Let $p>3$ be a prime number. Let $\sum \limits_{k=1}^{p-2}\frac{k}{(k+1)^2}=\frac{r}{s}$, where $r,s$ are some integers numbers. Prove that $r$ is divisible by $p$.
My work. Let $\sum \limits_{k=1}^{p-1}\frac{1}{k}=\frac{a}{(p-1)!}$. Then $\sum \limits_{k=1}^{p-1}\frac{1}{k}=\sum \limits_{k=1}^{\frac{p-1}{2}}\left(\frac{1}{k}+\frac{1}{p-k} \right)=\sum \limits_{k=1}^{\frac{p-1}{2}}\frac{p}{k(p-k)}$. Then $a$ is divisible by $p$. Let $\sum \limits_{k=1}^{p-1}\frac{1}{k^2}=\frac{b}{((p-1)!)^2}$. Then $\frac{r}{s}=\sum \limits_{k=1}^{p-2}\frac{k}{(k+1)^2}=\sum \limits_{k=1}^{p-2} \left( \frac{1}{k+1}-\frac{1}{(k+1)^2}\right)=\sum \limits_{k=1}^{p-1}\frac{1}{k}-\sum \limits_{k=1}^{p-1}\frac{1}{k^2}=\frac{a}{(p-1)!}-\frac{b}{((p-1)!)^2}=\frac{a(p-1)!-b}{((p-1)!)^2}$. Since $a$ is divisible by $p$, we need to prove that $b$ is divisible by $p$.
Note that $$\sum_{k=1}^{p-2} \frac{k}{(k+1)^2} = \sum_{i=2}^{p-1} \frac{1}{i} - \frac{1}{i^2} = \sum_{i=1}^{p-1} \frac{1}{i} - \frac{ 1}{i^2}. $$
We work mod $p$.
Hence $ \sum \frac{1}{i} = \sum j = \frac{p(p-1)}{2} \equiv 0\pmod{p}$ for $ p > 2$.
Hence $\sum \frac{1}{i^2} = \sum j^2 = \frac{ p(p-1)(2p-1)}{6} \equiv 0 \pmod{p}$ for $p>3$.
Hence, $\sum_{k=1}^{p-2} \frac{k}{(k+1)^2} \equiv 0 \pmod{p}$, which means that the numerator is a multiple of $p$ for $p > 3$.
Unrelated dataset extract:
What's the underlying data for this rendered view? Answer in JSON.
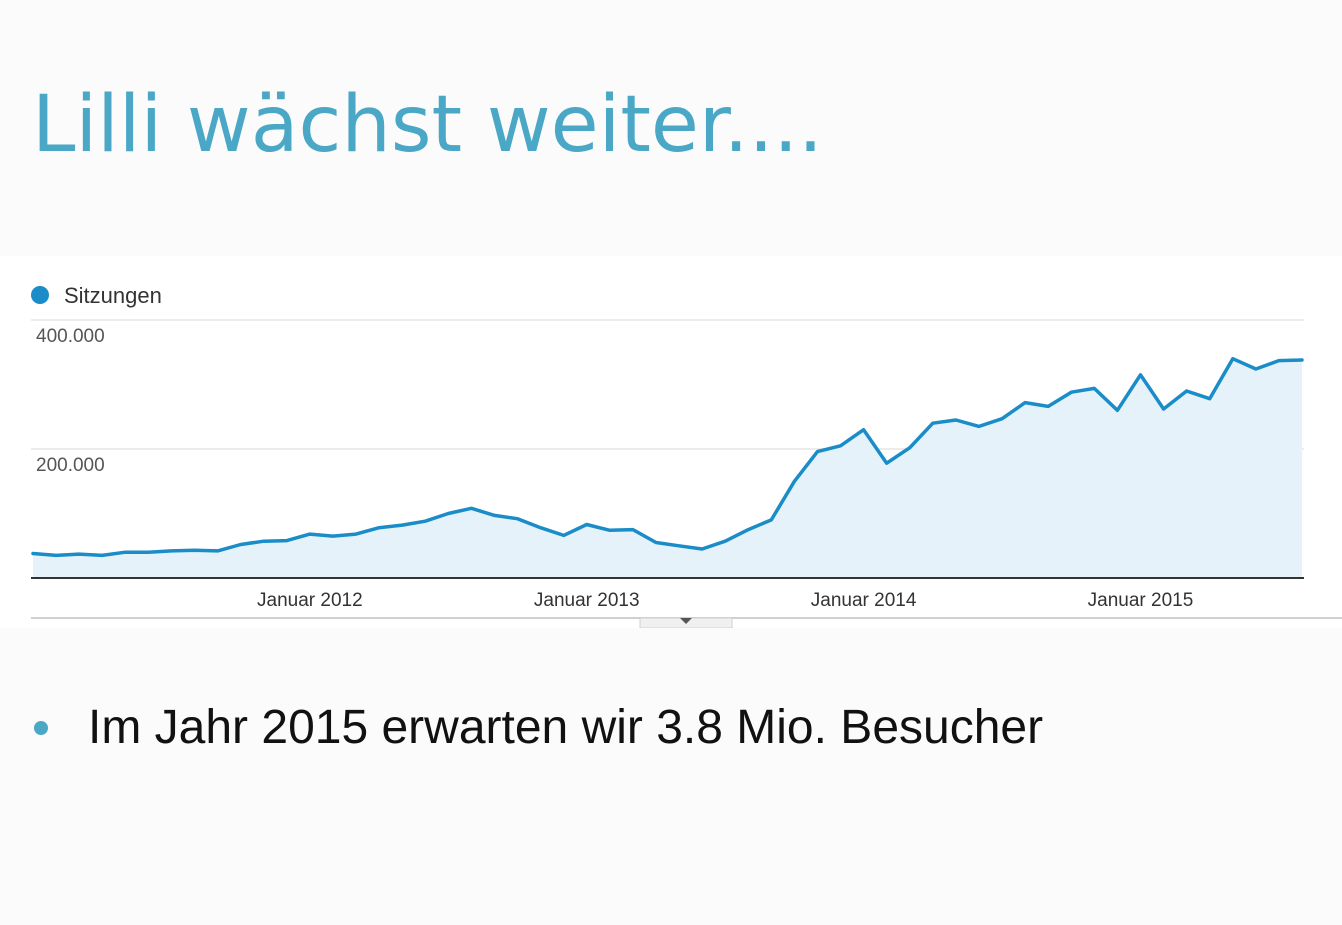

And yes, the equations generalize to higher powers. You just have to be careful with the denominator that appears in $\sum j^n$. By the method of differences, we know the denominator is factor of $(n+1)!$, hence the equation holds for $p > n+1$ (and possibly some other cases).